Its part of the driver these days. You could look around in here: http://www.agere.com/support/drivers/index.html


here's a slice of the README from the latest linux driver...

-----------------------------------------------------------
3.  NEW IN THIS RELEASE

Version 7.17 - March 31, 2004
HCF6 Version 1.368
Hermes-I  Firmware Version: 9.48
Hermes-II Firmware Version: 2.26
    * Updated HCF6 code to latest release.
    * Fixed a problem with 32 char SSIDs.
    * Fixed a problem with setting more than one WEP key
      per profile in the Agere proprietary iwconfig-eth<x>
      file.
    * Fixed an interoperability issue with certain
      WPA-enabled access points whereby connections could
      not be properly established.

      As mentioned below, for more information on WPA
      support, please refer to Section 4.10.

Version 7.17 - February 16, 2004
HCF Version: 1.365

Jim

On Apr 19, 2004, at 8:57 AM, Christopher Mc Carthy wrote:

Where can the Agere firmware be found? Period searches suggest that the
latest firmware and drivers for a Hermes1 based card (personally got an
Avaya Silver) dates from 12-18 months ago...
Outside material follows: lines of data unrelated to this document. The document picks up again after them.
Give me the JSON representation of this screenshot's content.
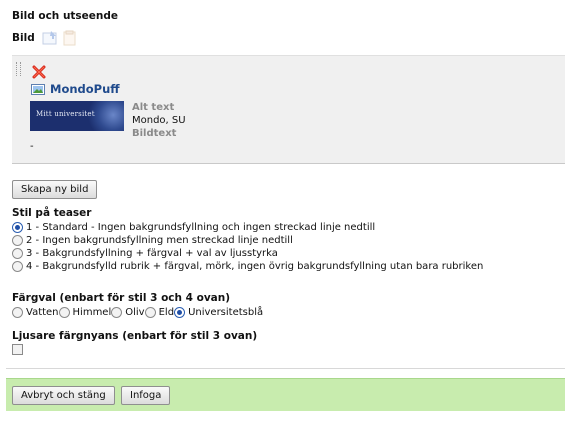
{
  "section_title": "Bild och utseende",
  "bild": {
    "label": "Bild"
  },
  "preview": {
    "title": "MondoPuff",
    "thumbnail_text": "Mitt universitet",
    "alt_label": "Alt text",
    "alt_value": "Mondo, SU",
    "caption_label": "Bildtext",
    "dash": "-"
  },
  "new_image_button": "Skapa ny bild",
  "teaser_style": {
    "title": "Stil på teaser",
    "options": [
      "1 - Standard - Ingen bakgrundsfyllning och ingen streckad linje nedtill",
      "2 - Ingen bakgrundsfyllning men streckad linje nedtill",
      "3 - Bakgrundsfyllning + färgval + val av ljusstyrka",
      "4 - Bakgrundsfylld rubrik + färgval, mörk, ingen övrig bakgrundsfyllning utan bara rubriken"
    ],
    "selected_index": 0
  },
  "color_choice": {
    "title": "Färgval (enbart för stil 3 och 4 ovan)",
    "options": [
      "Vatten",
      "Himmel",
      "Oliv",
      "Eld",
      "Universitetsblå"
    ],
    "selected_index": 4
  },
  "lighter_shade": {
    "title": "Ljusare färgnyans (enbart för stil 3 ovan)",
    "checked": false
  },
  "footer": {
    "cancel_label": "Avbryt och stäng",
    "insert_label": "Infoga"
  },
  "colors": {
    "link_blue": "#1f4a8c",
    "footer_green": "#c8ecae",
    "muted_label": "#8a8a8a",
    "thumb_navy": "#1c2f6e"
  }
}
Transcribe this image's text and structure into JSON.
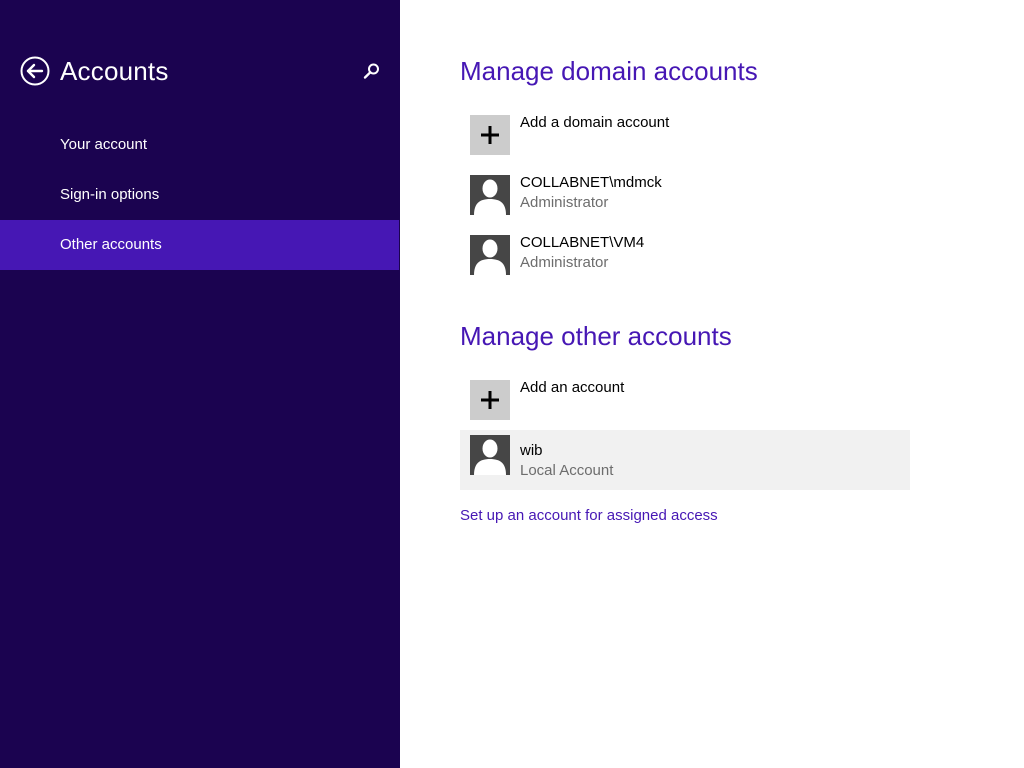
{
  "sidebar": {
    "title": "Accounts",
    "back_icon": "back-arrow-icon",
    "search_icon": "search-icon",
    "items": [
      {
        "label": "Your account",
        "selected": false
      },
      {
        "label": "Sign-in options",
        "selected": false
      },
      {
        "label": "Other accounts",
        "selected": true
      }
    ]
  },
  "main": {
    "domain_section": {
      "title": "Manage domain accounts",
      "add_label": "Add a domain account",
      "accounts": [
        {
          "name": "COLLABNET\\mdmck",
          "role": "Administrator"
        },
        {
          "name": "COLLABNET\\VM4",
          "role": "Administrator"
        }
      ]
    },
    "other_section": {
      "title": "Manage other accounts",
      "add_label": "Add an account",
      "accounts": [
        {
          "name": "wib",
          "role": "Local Account"
        }
      ]
    },
    "assigned_access_link": "Set up an account for assigned access"
  },
  "colors": {
    "sidebar_bg": "#1b0350",
    "selected_bg": "#4617b4",
    "accent": "#4617b4",
    "tile_plus_bg": "#cccccc",
    "tile_user_bg": "#464646",
    "highlight_bg": "#f1f1f1"
  }
}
-----Original Message-----
Date: Thu, 15 Apr 2004 12:57:47 -0700
From: Jim Thompson <[EMAIL PROTECTED]>
Subject: Re: [nycwireless] So has anyone been "hacked" yet? Bad
        experiences?
To: Kevin Arima <[EMAIL PROTECTED]>
Cc: [EMAIL PROTECTED]
Message-ID: <[EMAIL PROTECTED]>
Content-Type: text/plain; charset=US-ASCII; format=flowed


On Apr 15, 2004, at 12:49 PM, Kevin Arima wrote:


I guess my beef with the Wireless industry in general was the lack of
upgradability for WPA/TKIP for existing cards.  Every vendor was
claiming
that they'd come up with the upgrade, then...  I guess the marketing
department got the best of this situation, and forced us all to buy
new
stuff to get that feature.

Intersil changed the firmware to allow TKIP, as did Agere (Lucent). Atheros changed the driver.

My other beef is Atheros' apparent lack of "good neighbor" policy with
their "108mbps" chipset.  Instead of using two nonoverlapping
frequency,
they had to use all _three_.


This isn't *quite* true.   the use two adjacent channels, but the
spectral products run over the whole band.

What isn't normally understood is that there aren't "3 non-overlapping
channels" with 802.11g cards, either.

 I strongly discourage everyone from buying
108mbps-based products, because you _will_ make your neighbors unhappy
when you interfere with their ability to get wireless.

All you have to do is run 802.11g either co-channel or on an adjacent channel, and you will reduce their range and/or throughput.